Perpetua’s case particularly baffles me, as she voluntarily throws herself at the governor, asking to become a martyr. She is not captured nor is she actively pursued. And yet, she chooses to die, very much throwing away her life when she has no need to do so. It is one thing to become a martyr when captured. It is a completely separate matter to do so intentionally without reason save for belief. Should all others commit to the same action, there would be no one left of the belief to follow it and teach it to others (of course, that is highly unlikely, but it still stands). There are better uses for a life aside from voluntary suicide, for that is what it is.

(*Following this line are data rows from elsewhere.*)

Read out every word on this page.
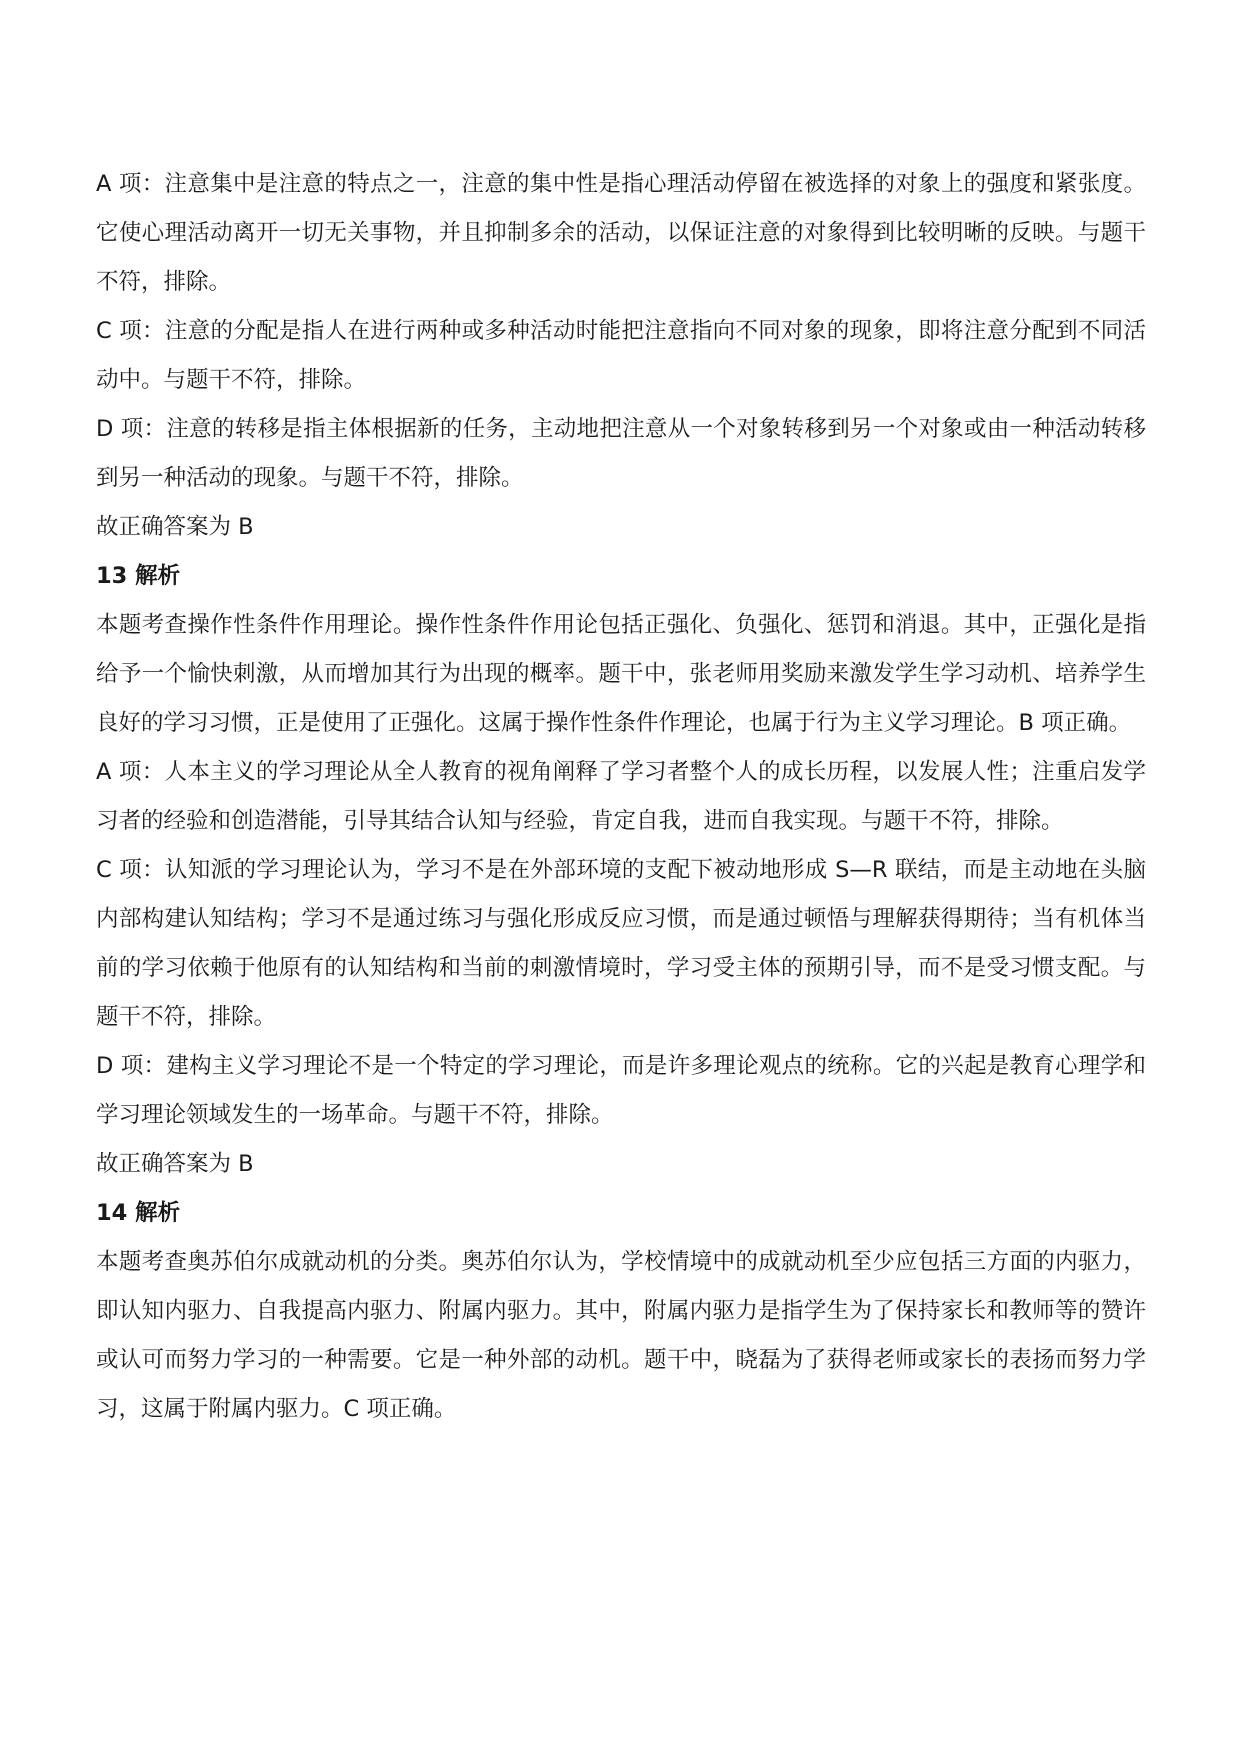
A 项：注意集中是注意的特点之一，注意的集中性是指心理活动停留在被选择的对象上的强度和紧张度。它使心理活动离开一切无关事物，并且抑制多余的活动，以保证注意的对象得到比较明晰的反映。与题干不符，排除。

C 项：注意的分配是指人在进行两种或多种活动时能把注意指向不同对象的现象，即将注意分配到不同活动中。与题干不符，排除。

D 项：注意的转移是指主体根据新的任务，主动地把注意从一个对象转移到另一个对象或由一种活动转移到另一种活动的现象。与题干不符，排除。

故正确答案为 B

13 解析

本题考查操作性条件作用理论。操作性条件作用论包括正强化、负强化、惩罚和消退。其中，正强化是指给予一个愉快刺激，从而增加其行为出现的概率。题干中，张老师用奖励来激发学生学习动机、培养学生良好的学习习惯，正是使用了正强化。这属于操作性条件作理论，也属于行为主义学习理论。B 项正确。

A 项：人本主义的学习理论从全人教育的视角阐释了学习者整个人的成长历程，以发展人性；注重启发学习者的经验和创造潜能，引导其结合认知与经验，肯定自我，进而自我实现。与题干不符，排除。

C 项：认知派的学习理论认为，学习不是在外部环境的支配下被动地形成 S—R 联结，而是主动地在头脑内部构建认知结构；学习不是通过练习与强化形成反应习惯，而是通过顿悟与理解获得期待；当有机体当前的学习依赖于他原有的认知结构和当前的刺激情境时，学习受主体的预期引导，而不是受习惯支配。与题干不符，排除。

D 项：建构主义学习理论不是一个特定的学习理论，而是许多理论观点的统称。它的兴起是教育心理学和学习理论领域发生的一场革命。与题干不符，排除。

故正确答案为 B

14 解析

本题考查奥苏伯尔成就动机的分类。奥苏伯尔认为，学校情境中的成就动机至少应包括三方面的内驱力，即认知内驱力、自我提高内驱力、附属内驱力。其中，附属内驱力是指学生为了保持家长和教师等的赞许或认可而努力学习的一种需要。它是一种外部的动机。题干中，晓磊为了获得老师或家长的表扬而努力学习，这属于附属内驱力。C 项正确。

  1. I, too, am baffled by Perpetua’s insistence in voluntarily dying as a means to see “God through Jesus.” She certainly did not have to die at that moment, but it is somewhat admirable that she feels so strongly about her martyrdom. Reading your blog post also had me question what I was willing to die for… Being a Catholic myself, I definitely cannot amount to Perpetua’s devout willingness, though she was a catechumen.

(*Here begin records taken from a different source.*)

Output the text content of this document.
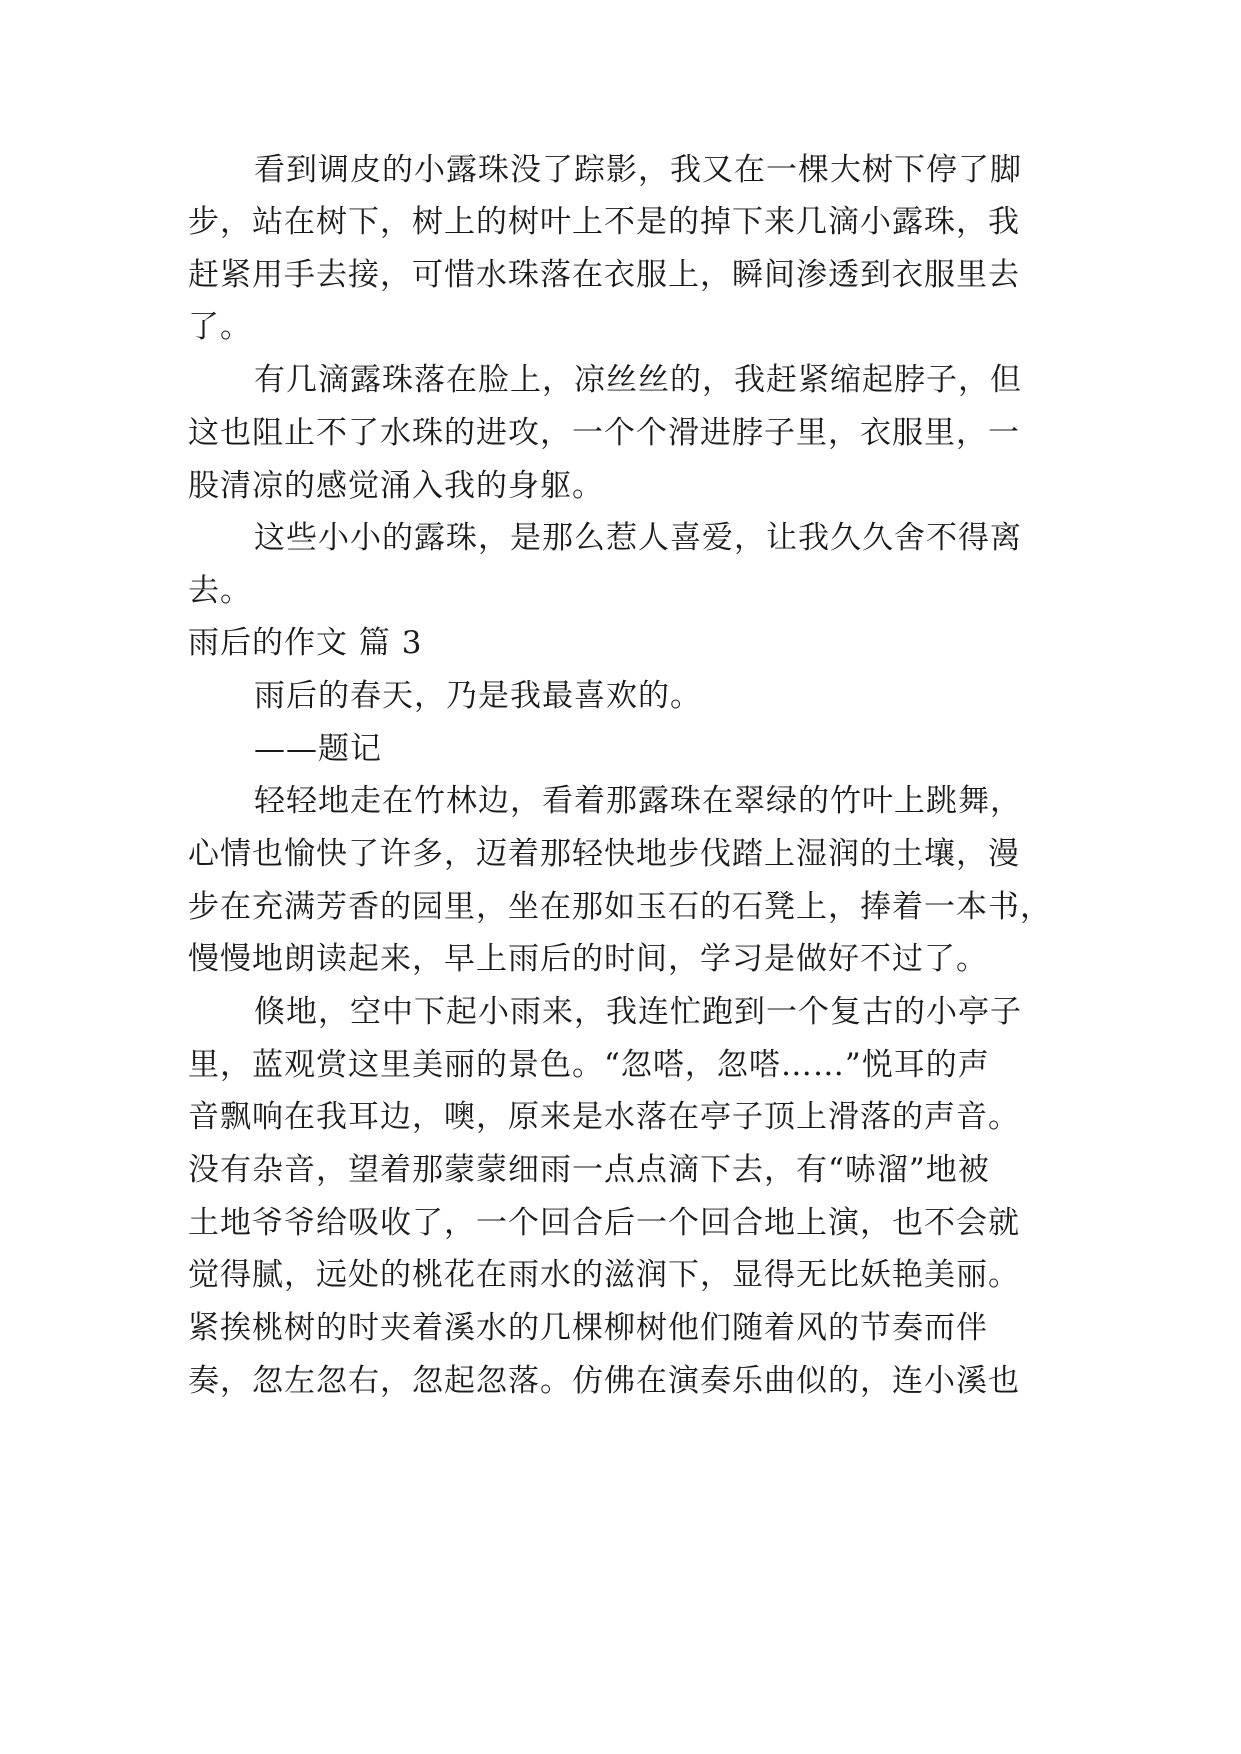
看到调皮的小露珠没了踪影，我又在一棵大树下停了脚
步，站在树下，树上的树叶上不是的掉下来几滴小露珠，我
赶紧用手去接，可惜水珠落在衣服上，瞬间渗透到衣服里去
了。
有几滴露珠落在脸上，凉丝丝的，我赶紧缩起脖子，但
这也阻止不了水珠的进攻，一个个滑进脖子里，衣服里，一
股清凉的感觉涌入我的身躯。
这些小小的露珠，是那么惹人喜爱，让我久久舍不得离
去。
雨后的作文 篇 3
雨后的春天，乃是我最喜欢的。
——题记
轻轻地走在竹林边，看着那露珠在翠绿的竹叶上跳舞，
心情也愉快了许多，迈着那轻快地步伐踏上湿润的土壤，漫
步在充满芳香的园里，坐在那如玉石的石凳上，捧着一本书，
慢慢地朗读起来，早上雨后的时间，学习是做好不过了。
倏地，空中下起小雨来，我连忙跑到一个复古的小亭子
里，蓝观赏这里美丽的景色。“忽嗒，忽嗒……”悦耳的声
音飘响在我耳边，噢，原来是水落在亭子顶上滑落的声音。
没有杂音，望着那蒙蒙细雨一点点滴下去，有“哧溜”地被
土地爷爷给吸收了，一个回合后一个回合地上演，也不会就
觉得腻，远处的桃花在雨水的滋润下，显得无比妖艳美丽。
紧挨桃树的时夹着溪水的几棵柳树他们随着风的节奏而伴
奏，忽左忽右，忽起忽落。仿佛在演奏乐曲似的，连小溪也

  2. I think you bring up an interesting point, that is, that many people would not be willing to die for their beliefs (especially when they don’t have to, like Perpetua). Also, when you take into account that, during this time, Rome fully supported paganism as its official religion, it seems that both Perpetua and Felicitas not only rejected paganism, but also Rome itself. I think this brings a whole new light to Perpetua and Felicitas’s case of martyrdom, as they completely turned their backs on their city-state. It’s intriguing, I think, that they would do such a thing, and, going back to your main point, are one’s beliefs worth it? It’s an interesting question for sure, and I’m not sure what the right answer is, as I don’t really think I have any strong beliefs that I would be willing to die for. All in all, your post is really interesting, and I think it raises some good questions.

  3. I believe you bring up an interesting point: Martyrdom. In other words, what are people willing to die for? As noted, martyrdom is done as an act of faith and devotion. However, as time goes on I feel as if the meaning behind this term has lost its value and meaning. Perpetua’s decided to die to become closer to her God. This, to a degree, was seen as a way of showing one’s devotion to their God during this time. Is society willing to become martyrs for their religion or beliefs in modern day society?

  4. Your post brought up multiple interesting points and I liked it a lot! You really went in depth about martyrs, and the phrase “voluntary suicide” caught my attention. I liked the perspective that you took and how your words revealed more about the text. Though a martyr perishes professing their faith, he, she, or they cause pain to the people close to them. This is evident when Perpetua doesn’t listen to her father’s pleas.